# Any one starting BMQ Feb. 26 in St Jean



## nsm (11 Feb 2007)

Any one starting BMQ Feb. 26 in St Jean. Just got my call today! Anyone else going to be there? Going in as AVS.


----------



## md514 (12 Feb 2007)

nsm,

In reply to your post, I contacted my recruiter today and was told that I was merit-listed and that ("no promises") I should be getting my job offer by the end of the week. If all that plays out as planned I should be there on the 26th. 

Trade was Infantry. I'm out of Windsor, Ontario.

w/b


----------



## SERenaud (13 Feb 2007)

I'm heading to Basic on Feb 26 - from Red Deer Alberta - ammo tech


----------



## kingroyce (16 Feb 2007)

I just got my call, I will be going on the 26th, leaving from Fredericton....Veh Tech


----------



## kingroyce (18 Feb 2007)

hey everyone,,i will be in basic on the 26th in st jean......add me to msn roystewart82@hotmail.com if your gonna be there


----------



## PatR58 (20 Feb 2007)

Yea guys, im starting on feb 26th in st. jean as well, im going full time Infantry, apparently ill be based in petawawa afterwards, 1st royal canadian regiment.


----------



## websurfer333 (22 Feb 2007)

i also start on the 26th. from Saskatoon - Infantry.


----------



## gnome123 (22 Feb 2007)

Do they pay for your flight their / already have it booked?  ??? 
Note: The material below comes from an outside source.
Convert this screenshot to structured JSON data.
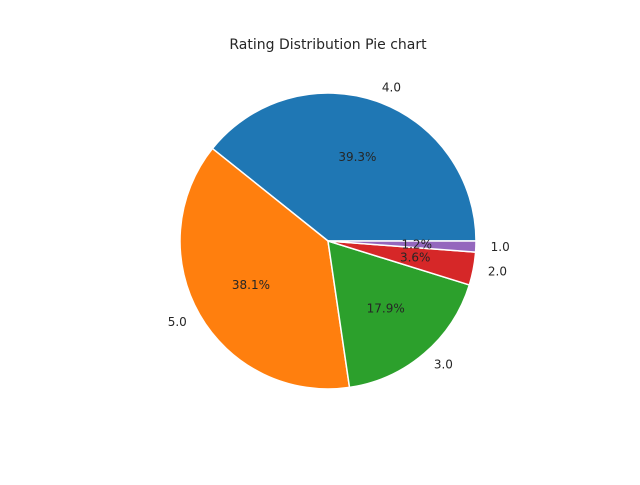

If not im in trouble...  :-\


----------



## TAS278 (22 Feb 2007)

If you received your call and have filled out your paper work at the recruiting center then you should have your tickets 

If you don't have a ticket from the recruiting center then you aren't going.



Everything you need to know should be provided for you.


----------



## gnome123 (22 Feb 2007)

K thanks haha sorry got nervous actually... I guess ill see when i get sworn in tomorrow


----------



## TAS278 (22 Feb 2007)

Anytime   Make sure you pack light!


----------



## Brads MM (22 Feb 2007)

kingroyce said:
			
		

> I just got my call, I will be going on the 26th, leaving from Fredericton....Veh Tech


see you there, sunshine


----------



## gnome123 (23 Feb 2007)

TAS278 said:
			
		

> Anytime   Make sure you pack light!



 My bag weighs A LOT... maybe a hundred pounds haha. I packed everything on the list.


----------



## Cat (20 Jan 2008)

I was wondering when that would happen - well while we're on the topic of upcoming BMQs - anyone else slotted for the 4th of Feb??


----------



## JBoyd (20 Jan 2008)

Perhaps this thread could be renamed to BMQ - February 2008.


----------



## Kango (20 Jan 2008)

Mine says Feb 25th...


----------



## Cat (21 Jan 2008)

This thread is a year old....

so anything before my post is null and void - mine got moved here from the Jan thread


----------